# The Practice  (legal drama)



## applecruncher (Jun 1, 2015)

I’m sure most TV buffs remember LA Law (1986 – 1994).  It was good, but one of my favorite legal dramas was The Practice (1997 – 2004) with yummy Dylan McDermott.  I was watching some old episodes the other night….reminded me how stellar that show was and why it won so many Emmys.

Loved crazy George Vogelman (showed up at the office with a woman’s head in his briefcase).  Then he started wearing a nun's habit.  Wow.

William Hinks (Michael Emerson) was a super creepy villain.  He ended up losing his head – literally.

Last night I watched the episode where DA Helen/Lara Flynn Boyle went after the guy who tortured and killed the old woman’s cat.  Made sure his ass went to jail instead of just probation.


----------



## Butterfly (Jun 13, 2015)

I Loved that show, too.  Where are you finding the old episodes???  I wish they'd get them on Netflix.

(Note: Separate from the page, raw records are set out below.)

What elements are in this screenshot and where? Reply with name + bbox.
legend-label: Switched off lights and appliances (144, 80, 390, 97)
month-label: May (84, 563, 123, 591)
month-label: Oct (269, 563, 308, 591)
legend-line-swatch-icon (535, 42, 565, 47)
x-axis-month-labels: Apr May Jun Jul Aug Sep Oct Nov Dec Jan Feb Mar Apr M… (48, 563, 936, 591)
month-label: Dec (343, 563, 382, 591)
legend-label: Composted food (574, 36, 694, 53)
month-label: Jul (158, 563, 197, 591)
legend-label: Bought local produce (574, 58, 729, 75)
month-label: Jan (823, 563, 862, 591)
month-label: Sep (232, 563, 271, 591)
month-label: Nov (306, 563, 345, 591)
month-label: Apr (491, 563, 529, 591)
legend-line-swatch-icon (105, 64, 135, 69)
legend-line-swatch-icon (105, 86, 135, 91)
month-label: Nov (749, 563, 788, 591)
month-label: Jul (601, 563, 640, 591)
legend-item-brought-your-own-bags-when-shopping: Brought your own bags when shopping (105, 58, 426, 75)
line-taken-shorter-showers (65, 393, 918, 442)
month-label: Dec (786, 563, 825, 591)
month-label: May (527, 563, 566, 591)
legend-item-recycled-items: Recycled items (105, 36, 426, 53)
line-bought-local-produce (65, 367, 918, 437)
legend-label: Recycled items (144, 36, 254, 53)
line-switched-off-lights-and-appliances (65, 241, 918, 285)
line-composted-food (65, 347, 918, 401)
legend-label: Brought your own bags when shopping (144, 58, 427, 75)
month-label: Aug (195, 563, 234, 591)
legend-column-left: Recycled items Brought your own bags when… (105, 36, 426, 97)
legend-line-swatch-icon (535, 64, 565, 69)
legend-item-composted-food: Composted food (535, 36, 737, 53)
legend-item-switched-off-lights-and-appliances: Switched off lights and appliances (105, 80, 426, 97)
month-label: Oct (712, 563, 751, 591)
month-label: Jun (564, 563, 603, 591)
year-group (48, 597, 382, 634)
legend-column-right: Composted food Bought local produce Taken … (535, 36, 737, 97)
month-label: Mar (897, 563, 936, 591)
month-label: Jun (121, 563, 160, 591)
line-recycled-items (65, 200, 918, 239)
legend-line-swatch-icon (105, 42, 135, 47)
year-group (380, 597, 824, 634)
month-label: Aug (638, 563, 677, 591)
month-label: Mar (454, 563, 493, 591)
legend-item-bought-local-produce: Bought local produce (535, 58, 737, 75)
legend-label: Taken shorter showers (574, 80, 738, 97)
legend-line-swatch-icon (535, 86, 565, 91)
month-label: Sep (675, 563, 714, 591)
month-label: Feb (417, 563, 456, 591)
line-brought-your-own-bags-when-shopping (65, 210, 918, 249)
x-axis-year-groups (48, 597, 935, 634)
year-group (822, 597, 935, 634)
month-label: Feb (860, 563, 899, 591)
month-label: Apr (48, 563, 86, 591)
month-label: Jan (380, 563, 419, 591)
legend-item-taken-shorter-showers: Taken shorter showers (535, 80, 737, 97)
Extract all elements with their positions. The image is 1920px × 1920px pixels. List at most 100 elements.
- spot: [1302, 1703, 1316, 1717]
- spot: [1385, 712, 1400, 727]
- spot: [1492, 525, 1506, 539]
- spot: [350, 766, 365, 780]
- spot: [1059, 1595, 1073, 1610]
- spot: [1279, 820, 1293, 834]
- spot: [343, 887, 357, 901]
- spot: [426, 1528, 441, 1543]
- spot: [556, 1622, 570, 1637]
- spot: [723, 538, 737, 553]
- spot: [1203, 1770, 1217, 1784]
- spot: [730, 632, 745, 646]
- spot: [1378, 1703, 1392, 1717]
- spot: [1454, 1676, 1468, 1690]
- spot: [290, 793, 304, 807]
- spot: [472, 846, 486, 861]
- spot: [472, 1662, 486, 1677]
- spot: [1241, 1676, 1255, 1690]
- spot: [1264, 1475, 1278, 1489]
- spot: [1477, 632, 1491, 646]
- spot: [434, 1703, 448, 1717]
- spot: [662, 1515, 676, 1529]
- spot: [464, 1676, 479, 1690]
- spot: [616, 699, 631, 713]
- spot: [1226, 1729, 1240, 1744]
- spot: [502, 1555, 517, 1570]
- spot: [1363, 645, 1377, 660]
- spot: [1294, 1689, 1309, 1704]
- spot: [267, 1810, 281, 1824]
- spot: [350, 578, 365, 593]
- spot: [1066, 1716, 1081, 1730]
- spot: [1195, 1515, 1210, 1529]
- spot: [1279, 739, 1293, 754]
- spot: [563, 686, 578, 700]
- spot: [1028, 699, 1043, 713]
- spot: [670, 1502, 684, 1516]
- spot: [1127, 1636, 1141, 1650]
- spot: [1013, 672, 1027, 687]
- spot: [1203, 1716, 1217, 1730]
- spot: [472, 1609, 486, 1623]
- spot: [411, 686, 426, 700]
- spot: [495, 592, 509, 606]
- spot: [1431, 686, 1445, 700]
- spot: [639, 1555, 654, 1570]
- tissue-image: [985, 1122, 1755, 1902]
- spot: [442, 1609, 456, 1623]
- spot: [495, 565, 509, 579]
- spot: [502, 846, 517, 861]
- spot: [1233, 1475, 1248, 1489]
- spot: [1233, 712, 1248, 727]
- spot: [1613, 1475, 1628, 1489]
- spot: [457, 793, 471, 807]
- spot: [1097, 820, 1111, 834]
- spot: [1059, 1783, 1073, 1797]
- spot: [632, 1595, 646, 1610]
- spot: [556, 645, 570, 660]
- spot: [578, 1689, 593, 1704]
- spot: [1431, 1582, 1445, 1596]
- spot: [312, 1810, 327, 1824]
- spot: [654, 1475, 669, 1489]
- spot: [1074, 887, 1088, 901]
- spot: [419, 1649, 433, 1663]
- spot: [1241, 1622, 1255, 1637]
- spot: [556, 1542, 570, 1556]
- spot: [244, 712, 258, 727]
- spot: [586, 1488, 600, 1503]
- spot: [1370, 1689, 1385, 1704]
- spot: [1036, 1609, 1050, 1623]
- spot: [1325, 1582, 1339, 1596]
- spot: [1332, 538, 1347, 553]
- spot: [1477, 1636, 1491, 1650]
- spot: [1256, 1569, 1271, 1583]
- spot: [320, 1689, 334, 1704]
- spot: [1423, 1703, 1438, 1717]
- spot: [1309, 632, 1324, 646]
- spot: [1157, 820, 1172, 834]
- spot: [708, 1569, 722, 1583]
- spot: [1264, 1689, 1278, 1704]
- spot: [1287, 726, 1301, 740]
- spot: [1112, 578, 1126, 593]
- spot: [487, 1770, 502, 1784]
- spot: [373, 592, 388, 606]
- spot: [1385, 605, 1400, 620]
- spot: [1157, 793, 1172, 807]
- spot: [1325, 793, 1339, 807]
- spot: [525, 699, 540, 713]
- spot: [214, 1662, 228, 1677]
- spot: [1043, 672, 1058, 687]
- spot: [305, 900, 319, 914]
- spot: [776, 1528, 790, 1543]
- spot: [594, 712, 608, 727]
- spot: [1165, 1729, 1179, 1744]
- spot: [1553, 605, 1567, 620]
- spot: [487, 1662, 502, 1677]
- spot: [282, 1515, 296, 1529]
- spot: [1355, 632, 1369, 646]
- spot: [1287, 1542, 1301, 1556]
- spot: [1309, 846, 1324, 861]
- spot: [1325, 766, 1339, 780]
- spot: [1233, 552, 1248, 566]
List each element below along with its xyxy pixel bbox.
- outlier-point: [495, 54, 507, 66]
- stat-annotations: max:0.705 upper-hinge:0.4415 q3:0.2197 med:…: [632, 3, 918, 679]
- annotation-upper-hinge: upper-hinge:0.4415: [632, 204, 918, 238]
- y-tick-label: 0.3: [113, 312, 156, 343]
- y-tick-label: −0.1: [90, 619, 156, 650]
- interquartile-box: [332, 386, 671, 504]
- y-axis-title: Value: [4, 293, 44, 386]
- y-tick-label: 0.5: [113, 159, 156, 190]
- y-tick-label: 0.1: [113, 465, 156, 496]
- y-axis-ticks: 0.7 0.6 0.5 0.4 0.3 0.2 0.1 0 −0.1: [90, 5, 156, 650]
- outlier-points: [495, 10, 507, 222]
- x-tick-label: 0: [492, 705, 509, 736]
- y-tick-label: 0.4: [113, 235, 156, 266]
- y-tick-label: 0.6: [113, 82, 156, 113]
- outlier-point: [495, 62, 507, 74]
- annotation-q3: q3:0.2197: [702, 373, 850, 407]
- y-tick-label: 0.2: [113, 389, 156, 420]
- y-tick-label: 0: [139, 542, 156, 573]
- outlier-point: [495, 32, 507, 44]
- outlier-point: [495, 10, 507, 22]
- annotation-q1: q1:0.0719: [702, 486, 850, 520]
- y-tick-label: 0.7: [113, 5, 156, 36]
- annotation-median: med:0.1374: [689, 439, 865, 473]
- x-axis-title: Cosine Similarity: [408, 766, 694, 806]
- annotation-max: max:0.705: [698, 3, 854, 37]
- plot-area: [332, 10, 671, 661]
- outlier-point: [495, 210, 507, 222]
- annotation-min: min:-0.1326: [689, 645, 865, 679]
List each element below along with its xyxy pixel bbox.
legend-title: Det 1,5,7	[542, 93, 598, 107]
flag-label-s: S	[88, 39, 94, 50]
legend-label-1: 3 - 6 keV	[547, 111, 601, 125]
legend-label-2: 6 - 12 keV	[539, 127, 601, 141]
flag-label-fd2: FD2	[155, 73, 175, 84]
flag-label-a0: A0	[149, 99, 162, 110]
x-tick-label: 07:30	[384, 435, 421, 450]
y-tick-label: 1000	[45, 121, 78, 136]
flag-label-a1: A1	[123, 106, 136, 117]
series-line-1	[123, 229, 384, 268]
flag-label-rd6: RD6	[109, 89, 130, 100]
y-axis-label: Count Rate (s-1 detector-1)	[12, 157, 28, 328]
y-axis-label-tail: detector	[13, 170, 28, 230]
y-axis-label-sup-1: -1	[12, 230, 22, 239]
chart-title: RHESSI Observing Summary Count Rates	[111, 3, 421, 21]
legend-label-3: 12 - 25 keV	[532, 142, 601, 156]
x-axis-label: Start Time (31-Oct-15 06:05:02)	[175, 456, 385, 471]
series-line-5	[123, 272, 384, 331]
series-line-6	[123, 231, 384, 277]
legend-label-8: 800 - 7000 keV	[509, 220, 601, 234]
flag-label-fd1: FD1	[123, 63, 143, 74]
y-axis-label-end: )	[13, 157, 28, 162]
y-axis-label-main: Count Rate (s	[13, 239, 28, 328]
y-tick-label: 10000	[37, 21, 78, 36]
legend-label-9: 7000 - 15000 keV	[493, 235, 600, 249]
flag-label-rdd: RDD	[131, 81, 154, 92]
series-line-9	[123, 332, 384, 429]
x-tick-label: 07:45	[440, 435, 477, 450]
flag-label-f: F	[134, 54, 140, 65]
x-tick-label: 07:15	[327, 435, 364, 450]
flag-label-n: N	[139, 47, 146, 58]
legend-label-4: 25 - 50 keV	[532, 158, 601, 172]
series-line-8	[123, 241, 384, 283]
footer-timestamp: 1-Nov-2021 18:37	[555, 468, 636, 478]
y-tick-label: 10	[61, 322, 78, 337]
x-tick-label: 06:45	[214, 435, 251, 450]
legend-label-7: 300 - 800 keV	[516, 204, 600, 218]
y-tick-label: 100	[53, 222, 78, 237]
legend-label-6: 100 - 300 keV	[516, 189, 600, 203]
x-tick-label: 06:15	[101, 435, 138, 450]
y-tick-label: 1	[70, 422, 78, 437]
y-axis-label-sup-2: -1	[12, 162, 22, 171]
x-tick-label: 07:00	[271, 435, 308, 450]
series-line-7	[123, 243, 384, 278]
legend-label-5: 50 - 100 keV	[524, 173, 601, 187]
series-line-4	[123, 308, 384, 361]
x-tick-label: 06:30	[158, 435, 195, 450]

Do you remember which show had Betty White as a secretary (she was a hoot, as usual)?  She bashed her chiropractor boyfriend over the head with a skillet (or some such).  I loved that show.


----------



## applecruncher (Jun 13, 2015)

Hi Butterfly - 

You can find some of The Practice on Hulu, however, it’s (imo) better to:

Google “The Practice episodes”, look thru the seasons/eps and when you find one you want to see, google “The Practice (name of episode) youtube”

During it’s last season, The Practice kind of morphed into Boston Legal and focused on the firm Crane Poole & Schmidt. William Shatner was Denny Crane, James Spader was Alan Shore, and Candace Bergen played Shirley Schmidt.

*Betty White *was first introduced on The Practice as a former neighbor of Alan Shore. She was later hired as Alan’s secretary, and she did kill a guy by hitting him over the head with a skillet but she was acquitted. If you google Betty White imbd, look at her filmography, and scroll down to 2004 you'll see the names of the episodes she was in. The first is "Going Home".

Glad you brought this up because I'd forgotten Betty guest starred in The Practice.  I'm gonna watch those episodes when I get a chance.


----------



## Butterfly (Jun 13, 2015)

Thanks.  

LOVED James Spader in Boston Legal!  Shatner was great as Denny Crane, too.  Betty White was wonderful as usual -- I loved her wacko offhand remarks.  She is a master of deadpan delivery of the most off-the-wall stuff.  I wish Netflix would get both series on its list.


----------